The government should be cautious in striking deals with China amid fears that the Philippines may be plunging itself into a debt trap, three Senate bets said Sunday.
“Dapat maging cautious tayo sa pag-enter into contracts sa China sapagkat maraming mga bansa ang may experience na hindi maganda sa Tsina at alam natin na mas mataas pa ang kanilang interes na binibigay kaysa sa ibang bansa katulad ng Japan,” labor lawyer Sonny Matula said during CNN Philippines’ last Senatorial Forum.
[Translation: We should be cautious in entering into contracts with China because many countries have had a bad experience with China and we know that the interest rate they give is higher compared to other countries like Japan.]
Matula said the government should review the deals it has made with China.
Community organizer Bernard Austria also said that the Philippines should look to other countries as cautionary tales on Beijing’s debt trap.

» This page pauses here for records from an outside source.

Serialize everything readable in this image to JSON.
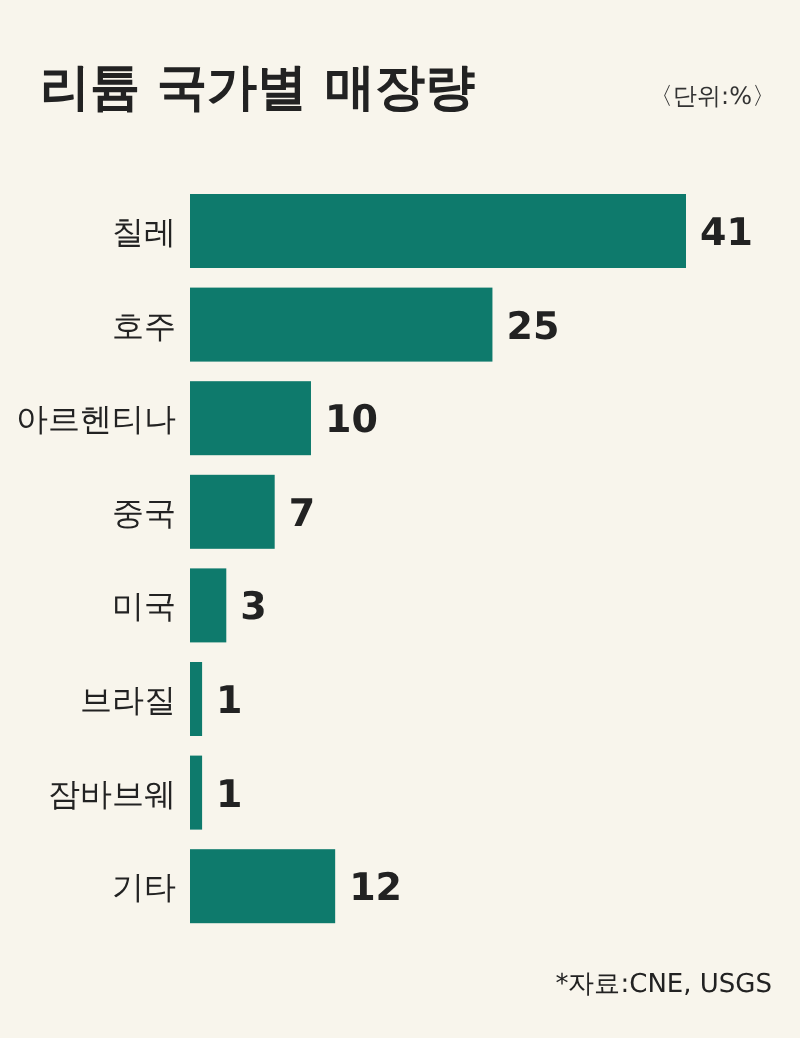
{
  "chart_data": {
    "type": "bar",
    "orientation": "horizontal",
    "title": "리튬 국가별 매장량",
    "subtitle": "〈단위:%〉",
    "categories": [
      "칠레",
      "호주",
      "아르헨티나",
      "중국",
      "미국",
      "브라질",
      "잠바브웨",
      "기타"
    ],
    "values": [
      41,
      25,
      10,
      7,
      3,
      1,
      1,
      12
    ],
    "color": "#0e7a6c",
    "data_labels": true,
    "annotations": [
      "*자료:CNE, USGS"
    ]
  }
}
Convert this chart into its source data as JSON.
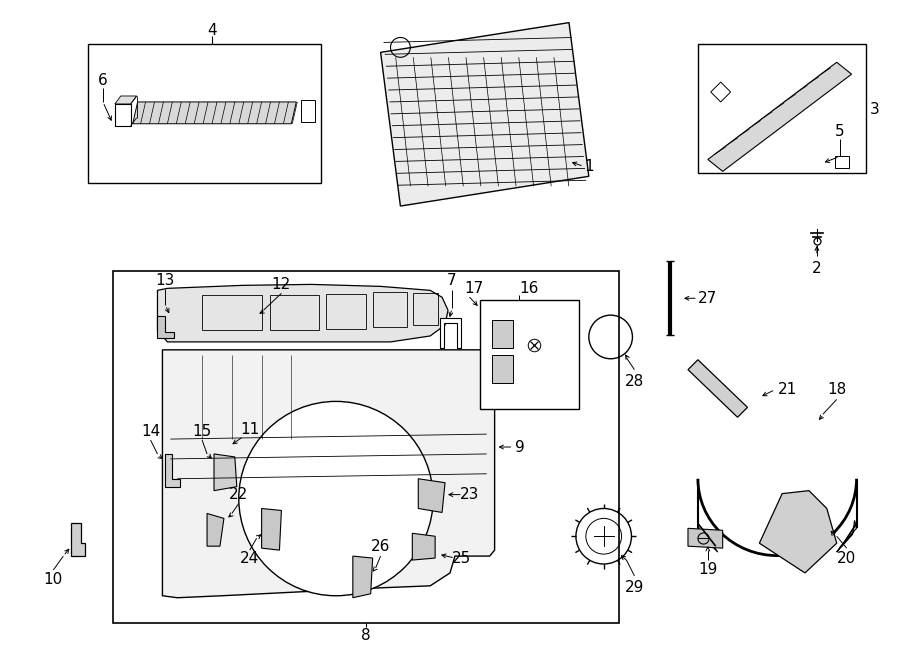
{
  "bg_color": "#ffffff",
  "line_color": "#000000",
  "fig_width": 9.0,
  "fig_height": 6.61,
  "dpi": 100
}
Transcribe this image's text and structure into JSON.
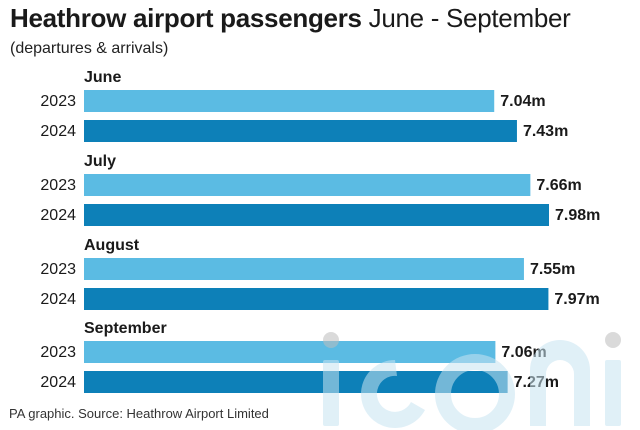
{
  "title_bold": "Heathrow airport passengers",
  "title_light": "June - September",
  "subtitle": "(departures & arrivals)",
  "footer": "PA graphic. Source: Heathrow Airport Limited",
  "colors": {
    "bar_2023": "#5bbbe3",
    "bar_2024": "#0d80b8"
  },
  "chart_data": {
    "type": "bar",
    "orientation": "horizontal",
    "title": "Heathrow airport passengers June - September",
    "subtitle": "(departures & arrivals)",
    "categories": [
      "June",
      "July",
      "August",
      "September"
    ],
    "series": [
      {
        "name": "2023",
        "values": [
          7.04,
          7.66,
          7.55,
          7.06
        ],
        "labels": [
          "7.04m",
          "7.66m",
          "7.55m",
          "7.06m"
        ]
      },
      {
        "name": "2024",
        "values": [
          7.43,
          7.98,
          7.97,
          7.27
        ],
        "labels": [
          "7.43m",
          "7.98m",
          "7.97m",
          "7.27m"
        ]
      }
    ],
    "grid": false,
    "legend": "none"
  }
}
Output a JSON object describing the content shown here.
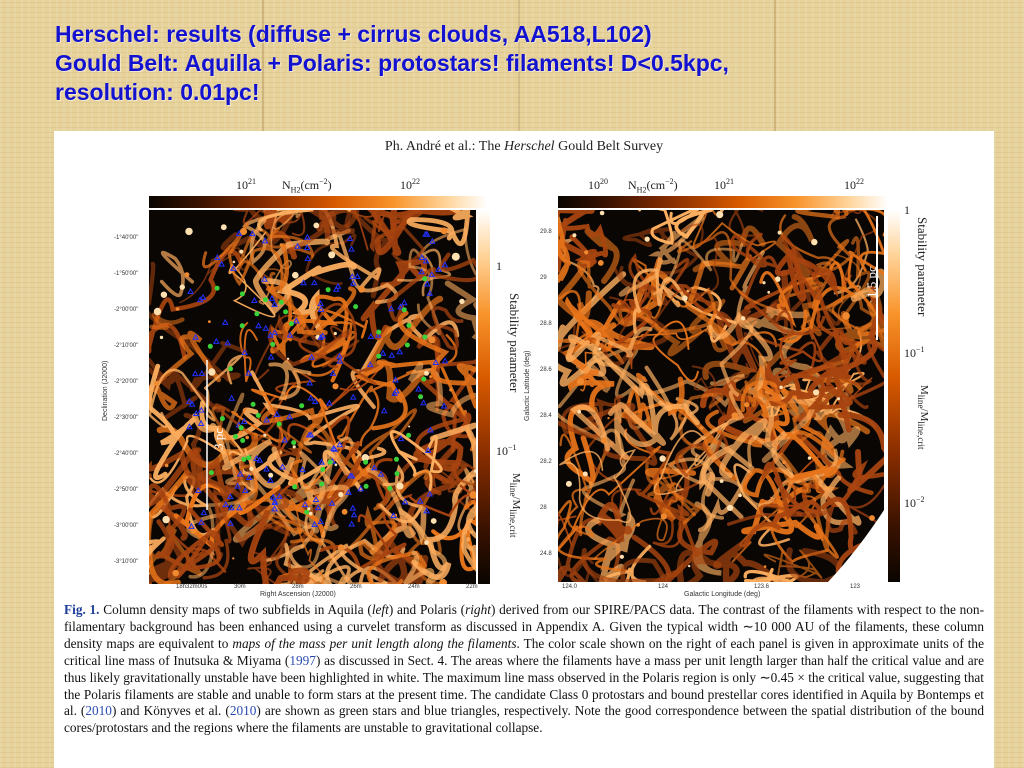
{
  "slide": {
    "title_line1": "Herschel: results (diffuse + cirrus clouds, AA518,L102)",
    "title_line2": "Gould Belt: Aquilla + Polaris: protostars! filaments! D<0.5kpc,",
    "title_line3": "resolution: 0.01pc!"
  },
  "paper": {
    "running_head_prefix": "Ph. André et al.: The ",
    "running_head_italic": "Herschel",
    "running_head_suffix": " Gould Belt Survey",
    "left_panel": {
      "colorbar_min": "10",
      "colorbar_min_exp": "21",
      "colorbar_label": "N",
      "colorbar_label_sub": "H2",
      "colorbar_label_unit": "(cm",
      "colorbar_label_unit_exp": "−2",
      "colorbar_label_close": ")",
      "colorbar_max": "10",
      "colorbar_max_exp": "22",
      "stability_label": "Stability parameter",
      "stability_tick_high": "1",
      "stability_tick_low": "10",
      "stability_tick_low_exp": "−1",
      "mline_label": "M",
      "mline_sub": "line",
      "mline_sep": "/M",
      "mline_sub2": "line,crit",
      "scalebar": "3 pc",
      "y_label": "Declination (J2000)",
      "x_label": "Right Ascension (J2000)",
      "y_ticks": [
        "-1°40'00\"",
        "-1°50'00\"",
        "-2°00'00\"",
        "-2°10'00\"",
        "-2°20'00\"",
        "-2°30'00\"",
        "-2°40'00\"",
        "-2°50'00\"",
        "-3°00'00\"",
        "-3°10'00\""
      ],
      "x_ticks": [
        "18h32m00s",
        "30m",
        "28m",
        "26m",
        "24m",
        "22m"
      ]
    },
    "right_panel": {
      "colorbar_min": "10",
      "colorbar_min_exp": "20",
      "colorbar_label": "N",
      "colorbar_label_sub": "H2",
      "colorbar_label_unit": "(cm",
      "colorbar_label_unit_exp": "−2",
      "colorbar_label_close": ")",
      "colorbar_mid": "10",
      "colorbar_mid_exp": "21",
      "colorbar_max": "10",
      "colorbar_max_exp": "22",
      "stability_label": "Stability parameter",
      "stability_tick_high": "1",
      "stability_tick_mid": "10",
      "stability_tick_mid_exp": "−1",
      "stability_tick_low": "10",
      "stability_tick_low_exp": "−2",
      "mline_label": "M",
      "mline_sub": "line",
      "mline_sep": "/M",
      "mline_sub2": "line,crit",
      "scalebar": "1.5 pc",
      "y_label": "Galactic Latitude (deg)",
      "x_label": "Galactic Longitude (deg)",
      "y_ticks": [
        "29.8",
        "29",
        "28.8",
        "28.6",
        "28.4",
        "28.2",
        "28",
        "24.8"
      ],
      "x_ticks": [
        "124.0",
        "124",
        "123.6",
        "123"
      ]
    },
    "caption": {
      "fig_label": "Fig. 1.",
      "p1": " Column density maps of two subfields in Aquila (",
      "left": "left",
      "p2": ") and Polaris (",
      "right": "right",
      "p3": ") derived from our SPIRE/PACS data. The contrast of the filaments with respect to the non-filamentary background has been enhanced using a curvelet transform as discussed in Appendix A. Given the typical width ∼10 000 AU of the filaments, these column density maps are equivalent to ",
      "italic_phrase": "maps of the mass per unit length along the filaments",
      "p4": ". The color scale shown on the right of each panel is given in approximate units of the critical line mass of Inutsuka & Miyama (",
      "ref1": "1997",
      "p5": ") as discussed in Sect. 4. The areas where the filaments have a mass per unit length larger than half the critical value and are thus likely gravitationally unstable have been highlighted in white. The maximum line mass observed in the Polaris region is only ∼0.45 × the critical value, suggesting that the Polaris filaments are stable and unable to form stars at the present time. The candidate Class 0 protostars and bound prestellar cores identified in Aquila by Bontemps et al. (",
      "ref2": "2010",
      "p6": ") and Könyves et al. (",
      "ref3": "2010",
      "p7": ") are shown as green stars and blue triangles, respectively. Note the good correspondence between the spatial distribution of the bound cores/protostars and the regions where the filaments are unstable to gravitational collapse."
    },
    "colors": {
      "title": "#1212d0",
      "fig_label": "#1d3d9a",
      "filament": "#e8741a",
      "protostar": "#3ad23a",
      "core": "#2030ff"
    }
  }
}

“Pupwede naman ‘yung foreign direct investment, so bakit doon tayo magfo-focus doon sa Build, Build, Build kung saan sinasangla natin ang ating teritoryo?” Austria said.
[Translation: We could go with foreign direct investment, so why are we focusing on Build, Build, Build where we are mortgaging our territory?]
For his part, Doctor Willie Ong said the Philippines should ensure that it is not entering into agreements where it is on the losing end.
“Kailangan makipag-deal tayo sa mga ibang bansa na malapit sa atin, pero kailangan wise tayo. Dapat lamang lagi tayo sa mga pakipag-deal sa kanila,” Ong said.
[Translation: We need to deal with nearby countries, but we need to be wise. We should always have the upper hand when we deal with them.]
The loan deals between the Philippines and China have come under scrutiny following warnings from Supreme Court Senior Associate Justice Antonio Carpio and former Bayan Muna Rep. Neri Colmenaresthat the country risks losing resources should it fail to pay its debt to the Asian giant.
Recently, Carpio warned that deals on the Kaliwa Dam and the Chico River irrigation project may leave the Philippines letting go of “patrimonial assets,” which he said includes gas from the Reed Bank.
This has been refuted by the Finance department. In a recent media briefing, it said that gas from the Reed Bank would not be handed to China, but would be sold to generate funds to pay off debt in the “unlikely” event that the country will default.
It has also said that interest rates on Chinese loans only appear to be larger compared to Japanese loans as these are pegged to the U.S. dollar, while the latter is pegged to the Japanese Yen.